Page last updated at 00:20 GMT, Wednesday, 1 July 2009 01:20 UK

Wind 'can revolutionise UK power'

By Roger Harrabin
Environment analyst, BBC News

Wind turbines near the Mersey

Wind has the power to revolutionise the UK's electricity industry, according to a study published on Wednesday.

Research from analysts Poyry says that the UK can massively expand wind power by 2030 without suffering power cuts or a melt-down of the National Grid.

The cost of electricity would then be determined not by consumer demand, but by how hard the wind is blowing.

When it is windy power will be so cheap that other forms of generation will be unable to compete, the report says.

If accepted by government, these key findings could strongly influence the UK's future energy supplies.

The study was done for National Grid, Centrica and others. The researchers reviewed 2.5 million hourly weather reports on wind speeds all around the UK.

Idle time

If the wind were to drop everywhere round the UK (as happened during the January high pressure cold snap), other generators would make their money by switching on back-up fossil fuel power stations for a very short time, charging extremely high prices, it predicts.

Dr Phil Hare from Poyry said these back-up generators might stand idle for years without making a profit - so the government might need to find a new way of ensuring they were funded.

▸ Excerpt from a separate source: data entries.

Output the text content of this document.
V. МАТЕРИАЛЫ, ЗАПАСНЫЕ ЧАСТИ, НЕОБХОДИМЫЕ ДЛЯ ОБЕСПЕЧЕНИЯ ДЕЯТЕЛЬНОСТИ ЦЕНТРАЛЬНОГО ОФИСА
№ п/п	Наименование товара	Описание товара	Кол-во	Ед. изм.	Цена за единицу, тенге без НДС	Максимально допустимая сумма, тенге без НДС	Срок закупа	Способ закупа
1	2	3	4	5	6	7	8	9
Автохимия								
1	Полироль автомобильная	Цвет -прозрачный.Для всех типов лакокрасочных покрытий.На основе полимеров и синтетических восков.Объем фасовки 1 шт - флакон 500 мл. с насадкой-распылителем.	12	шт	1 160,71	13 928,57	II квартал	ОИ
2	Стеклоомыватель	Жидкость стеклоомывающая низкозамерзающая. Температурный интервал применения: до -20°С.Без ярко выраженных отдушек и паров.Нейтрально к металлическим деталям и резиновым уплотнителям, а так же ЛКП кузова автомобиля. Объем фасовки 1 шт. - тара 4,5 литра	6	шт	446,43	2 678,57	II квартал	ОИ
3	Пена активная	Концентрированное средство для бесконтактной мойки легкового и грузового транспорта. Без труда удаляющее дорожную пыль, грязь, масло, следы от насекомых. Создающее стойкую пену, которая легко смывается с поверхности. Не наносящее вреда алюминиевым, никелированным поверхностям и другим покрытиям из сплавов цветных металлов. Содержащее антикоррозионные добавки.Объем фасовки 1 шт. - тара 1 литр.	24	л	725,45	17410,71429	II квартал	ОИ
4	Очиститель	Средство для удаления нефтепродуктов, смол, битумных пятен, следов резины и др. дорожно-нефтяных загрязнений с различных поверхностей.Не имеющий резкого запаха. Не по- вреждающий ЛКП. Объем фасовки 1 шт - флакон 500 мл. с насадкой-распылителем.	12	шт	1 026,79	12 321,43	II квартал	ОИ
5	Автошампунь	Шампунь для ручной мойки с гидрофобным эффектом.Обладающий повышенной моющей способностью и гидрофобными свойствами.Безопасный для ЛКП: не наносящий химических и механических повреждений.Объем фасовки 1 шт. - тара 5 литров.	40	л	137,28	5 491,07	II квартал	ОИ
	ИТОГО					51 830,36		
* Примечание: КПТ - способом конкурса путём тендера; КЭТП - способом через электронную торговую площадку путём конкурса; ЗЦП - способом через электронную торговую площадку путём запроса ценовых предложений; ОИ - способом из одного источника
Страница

Solar energy plant (eyewire)
There is no such thing as cheap green power - that is a myth
Phil Hare
Poyry

The study bases its assumptions on current levels of subsidy. It concludes that, thanks to the wind subsidy through the "Renewable Obligations Certificates" issued by regulator Ofgem, electricity prices would be negative if the wind were blowing hard.

"The market will have to evolve to accommodate the wind. The average output of a wind turbine is only about a third of its full capacity. So when the wind is blowing strongly you'll have to turn some of the wind power off; otherwise it will swamp the system," Dr Hare said.

"Nuclear power stations will have to be built with variable output so they - like gas and coal plants - can occasionally cut their power when the wind is blowing most strongly. It does look as though nuclear, coal and gas are competing for the same share of the market."

Dr Hare said the study answered another key question: whether we could move to widespread intermittent power from the wind, waves and tides together.

"Some people were worried that the complexity stemming from intermittent wind with an overlay of tidal power peaking twice a day might simply have been too much change for the grid to bear. But our research shows the grid can cope."

The study investigated a scenario for 2030, in which electricity is more than 40% renewable - mostly from wind. But some experts urge caution.

Dr John Constable, from the Renewable Energy Foundation, said: "The study confirms that while very high levels of uncontrollable renewable generation are theoretically manageable, the practical difficulties are significant, and the cost will be high.

"Less ambitious levels of wind would almost certainly result in a system which is not only just as clean but is also more robust and affordable."

The study amplifies a recent paper from National Grid itself stating that a move towards wind power would not necessitate widespread investment in expensive back-up power plants fuelled by gas or coal.

This is a key finding which helps remove one of the main barriers to the advance of wind, although some will remain sceptical.

But it comes with a warning. Dr Hare said: "It will cost more. There is no such thing as cheap green power - that is a myth."

The authors of a report from the Royal Society this week made the same point. But politicians are still reluctant to pass on this message to the public.